I deliberately did not shows in to start with because... well I was getting ready to push it a little.

One that springs to mind is the new Dallas.

What? Dallas? 

The modern updating of the 80's global hit super-soap Dallas?

Well yes.

The first season was pretty much average, and the start of the second was 'meh' to say the least, but from the moment JR died (to accommodate the real life passing of actor Larry Hagman) the show became a gripping, twisting, turning drama that could have stood with any of the original series as the Ewings fight against those that are determined to destroy them.

But this is beside the point.

Why would I dare to suggest that an overly glossy soap opera, filled with 'beautiful people' could possibly, even remotely be considered as SF?

When the show starts we learn that the Ewing OIl empire of yesteryear is gone, consumed by Barnes Global. The family live a 'simple' life on Southfork, apart from JR who has fallen into a depression so deep that he lives his life in an institution, sitting in a chair doing nothing.

The main thrust of the first season is the forming of Ewing Energies, a new company that is prompted into life when Christopher Ewing introduces his new and highly efficient form of Methane production, extracting pockets from the sea.

It never goes into the science of what is being done (of course) but it seems to be a little in advance of what we are currently capable of.

So as slight as it might be, this sees the use of a technology slightly ahead of our own time.

Science Fiction?


----------



## Parson (May 22, 2013)

Interesting question PM, I would label the "Dallas" thing not SF. But when I'm forced to defend that reasoning I'm forced into a matter of degree. Clearly, things like the TV series where they are trying to turn the electricity back on --- don't watch it and am terrible with all kinds of names --- would be SF, but then all the technology save a sliver is contemporary. 

Perhaps its more a matter of significance to the story. Alias, had some SF technology and revisionist history, but since the story turned on the spies, their life outside of the spy game, and the mysteries they were trying to unravel I would also make that not SF. 

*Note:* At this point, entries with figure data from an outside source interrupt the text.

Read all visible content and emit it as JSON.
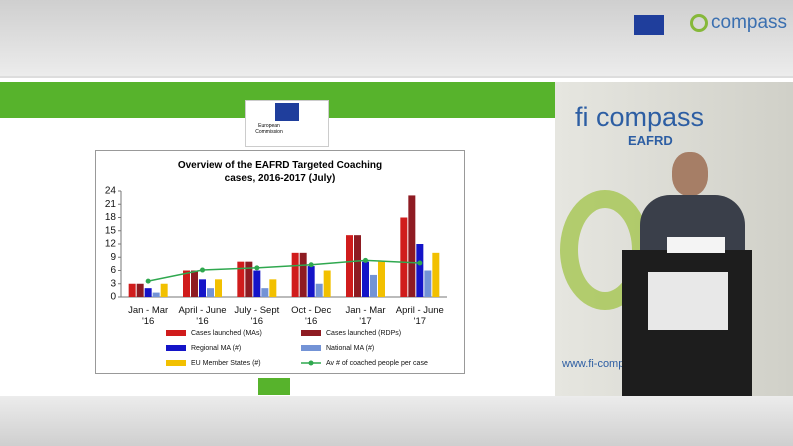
{
  "page": {
    "logo_text": "compass",
    "backdrop_brand": "fi compass",
    "backdrop_sub": "EAFRD",
    "backdrop_url": "www.fi-compass.eu",
    "ec_logo": "European Commission"
  },
  "chart_data": {
    "type": "bar",
    "title": "Overview of the EAFRD Targeted Coaching cases, 2016-2017 (July)",
    "categories": [
      "Jan - Mar\n'16",
      "April - June\n'16",
      "July - Sept\n'16",
      "Oct - Dec\n'16",
      "Jan - Mar\n'17",
      "April - June\n'17"
    ],
    "series": [
      {
        "name": "Cases launched (MAs)",
        "color": "#d01c1c",
        "values": [
          3,
          6,
          8,
          10,
          14,
          18
        ]
      },
      {
        "name": "Cases launched (RDPs)",
        "color": "#8e1b22",
        "values": [
          3,
          6,
          8,
          10,
          14,
          23
        ]
      },
      {
        "name": "Regional MA (#)",
        "color": "#1414c8",
        "values": [
          2,
          4,
          6,
          7,
          8,
          12
        ]
      },
      {
        "name": "National MA (#)",
        "color": "#7393d6",
        "values": [
          1,
          2,
          2,
          3,
          5,
          6
        ]
      },
      {
        "name": "EU Member States (#)",
        "color": "#f2c000",
        "values": [
          3,
          4,
          4,
          6,
          8,
          10
        ]
      },
      {
        "name": "Av # of coached people per case",
        "color": "#2fa84f",
        "type": "line",
        "values": [
          3.6,
          6.1,
          6.6,
          7.3,
          8.3,
          7.7
        ]
      }
    ],
    "ylim": [
      0,
      24
    ],
    "yticks": [
      0,
      3,
      6,
      9,
      12,
      15,
      18,
      21,
      24
    ],
    "grid": false,
    "legend": "bottom"
  }
}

So there's my not very focused contribution.... "It's all in the eye of the beholder. If SF is central to the plot it is, if it is not, it is not." 


There all settled.


----------



## Foxbat (May 22, 2013)

Personally, I think this question is rather similar to  _when is something a work of art? _

Usually the answer will be _because the artist says it is -_ even if the rest of us think it is a pile of ****.

With that in mind, it could be argued that the programme makers are the ones who decide.


----------



## Gordian Knot (May 31, 2013)

It is my thought that most all of the series on TV are fantasy, in that realism takes a back seat to the story lines. That is, however, obviously an extremely broad definition of fantasy.

SF is easier, because it is a more defined subject. It seems to me that in order to be considered SF, the preponderance of the show must be SF in nature. Having one minor SF element in a soap opera like Dallas does not make it SF. 

Mr. Webster's definition is "_fiction dealing principally with the impact of actual or imagined science on society or individuals or having a scientific factor as an essential orienting component_."

Defining the term has been a matter a great debate for a long time, and continues to this day. I am comfortable using Webster's definition in making a determination as to whether a form of media is SF or not.


----------